It's actually pretty simple on the control side. The "smart" generator's brain only really needs to know two things: how much power is going to the load from the generator it controls, and what is the phase/frequency of the inverter with respect to the line?If the inverter is outputting a frequency based on an oscillator it would be a constant frequency and should act like an isochronous non inverter set (steady frequency with no droop). It seems to me the only way to couple them would be to parallel them with the inverter set at full load, then add throttle on the non inverter set to share that load. Possibly add more load until both sets are st or near full output. Problem now is when you shed ANY load from the “grid” the mechanically governed set will try to raise the grid frequency above the oscillator frequency (basically a reverse current situation”. I have no idea how the inverter could deal with that other than having a frequency droop option as it cannot control the mechanical governor which is now attempting to raise frequency :shrug:
All the generator's brain is really doing is the following:
1 - Match the frequency of the line
2 - Measure the output kw of the smart generator
3 - Advance or retard the phase of the output sinewave until the kw measured in step (2) is whatever is desired.

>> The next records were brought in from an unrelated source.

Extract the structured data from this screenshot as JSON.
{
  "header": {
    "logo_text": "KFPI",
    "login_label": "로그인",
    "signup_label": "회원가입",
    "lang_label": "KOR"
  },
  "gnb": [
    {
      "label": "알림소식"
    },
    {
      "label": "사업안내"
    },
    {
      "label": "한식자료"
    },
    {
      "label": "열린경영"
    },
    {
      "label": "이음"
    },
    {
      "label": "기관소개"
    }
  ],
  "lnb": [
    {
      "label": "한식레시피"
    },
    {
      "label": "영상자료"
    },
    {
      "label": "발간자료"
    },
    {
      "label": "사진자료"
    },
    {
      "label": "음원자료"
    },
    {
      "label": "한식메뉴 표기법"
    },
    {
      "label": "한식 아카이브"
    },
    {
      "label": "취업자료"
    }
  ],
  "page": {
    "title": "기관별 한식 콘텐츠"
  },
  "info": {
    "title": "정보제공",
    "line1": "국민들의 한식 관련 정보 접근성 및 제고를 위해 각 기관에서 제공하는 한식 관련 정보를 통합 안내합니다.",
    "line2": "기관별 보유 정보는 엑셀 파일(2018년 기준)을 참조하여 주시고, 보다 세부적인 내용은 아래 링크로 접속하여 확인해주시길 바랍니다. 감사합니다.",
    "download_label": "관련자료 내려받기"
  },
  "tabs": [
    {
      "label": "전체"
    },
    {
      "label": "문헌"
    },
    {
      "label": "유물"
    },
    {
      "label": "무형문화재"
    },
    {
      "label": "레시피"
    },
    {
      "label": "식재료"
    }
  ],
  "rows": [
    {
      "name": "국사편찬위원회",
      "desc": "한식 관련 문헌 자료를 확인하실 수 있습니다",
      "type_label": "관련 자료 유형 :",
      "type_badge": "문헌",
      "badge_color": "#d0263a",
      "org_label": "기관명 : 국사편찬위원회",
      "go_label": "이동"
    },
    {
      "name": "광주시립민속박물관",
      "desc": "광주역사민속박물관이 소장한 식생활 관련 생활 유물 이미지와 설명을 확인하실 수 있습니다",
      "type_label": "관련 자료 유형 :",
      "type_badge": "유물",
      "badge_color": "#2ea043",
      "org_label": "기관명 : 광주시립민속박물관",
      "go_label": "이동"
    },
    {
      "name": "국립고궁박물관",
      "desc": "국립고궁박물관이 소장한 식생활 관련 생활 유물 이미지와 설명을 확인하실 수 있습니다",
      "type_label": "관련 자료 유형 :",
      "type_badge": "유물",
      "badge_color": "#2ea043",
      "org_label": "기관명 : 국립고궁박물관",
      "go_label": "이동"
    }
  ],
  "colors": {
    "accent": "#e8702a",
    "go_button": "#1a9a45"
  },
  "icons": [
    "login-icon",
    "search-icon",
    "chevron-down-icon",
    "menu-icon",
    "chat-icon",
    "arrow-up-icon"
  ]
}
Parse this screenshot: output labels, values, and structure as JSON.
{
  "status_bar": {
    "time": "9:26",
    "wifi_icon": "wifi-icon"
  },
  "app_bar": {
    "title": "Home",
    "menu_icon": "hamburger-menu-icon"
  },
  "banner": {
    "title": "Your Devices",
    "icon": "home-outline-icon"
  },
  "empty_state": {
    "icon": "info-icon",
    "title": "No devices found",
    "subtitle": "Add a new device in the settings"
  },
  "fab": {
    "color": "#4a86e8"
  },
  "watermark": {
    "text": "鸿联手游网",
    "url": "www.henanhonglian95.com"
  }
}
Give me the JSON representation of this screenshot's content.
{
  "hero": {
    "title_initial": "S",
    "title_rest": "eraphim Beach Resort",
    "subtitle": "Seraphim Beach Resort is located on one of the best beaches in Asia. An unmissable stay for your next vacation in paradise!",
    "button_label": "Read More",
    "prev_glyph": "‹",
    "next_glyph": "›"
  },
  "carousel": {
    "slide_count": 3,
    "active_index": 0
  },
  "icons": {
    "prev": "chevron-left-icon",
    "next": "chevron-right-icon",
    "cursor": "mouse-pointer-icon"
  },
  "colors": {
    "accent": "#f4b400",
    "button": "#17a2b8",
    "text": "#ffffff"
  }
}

Phase control of an inverter is REALLY simple. Numerically controlled oscillators have some similarities, so this link might provide more info as to how it can work: https://en.wikipedia.org/wiki/Numerically_controlled_oscillator
Most of those inverters are going to be PWM based, so a microprocessor is already under complete control of the waveform. Phase can be controlled by simply changing the timing of the PWM modulator a little bit (wider pulses sooner means a leading phase angle, for example). Its really easy to implement. Since the phase of the generator with respect to the line is what controls how much power the generator puts into the line, all you need to do is adjust the output phase until you see the load you want on the generator. There's not a whole lot more to it.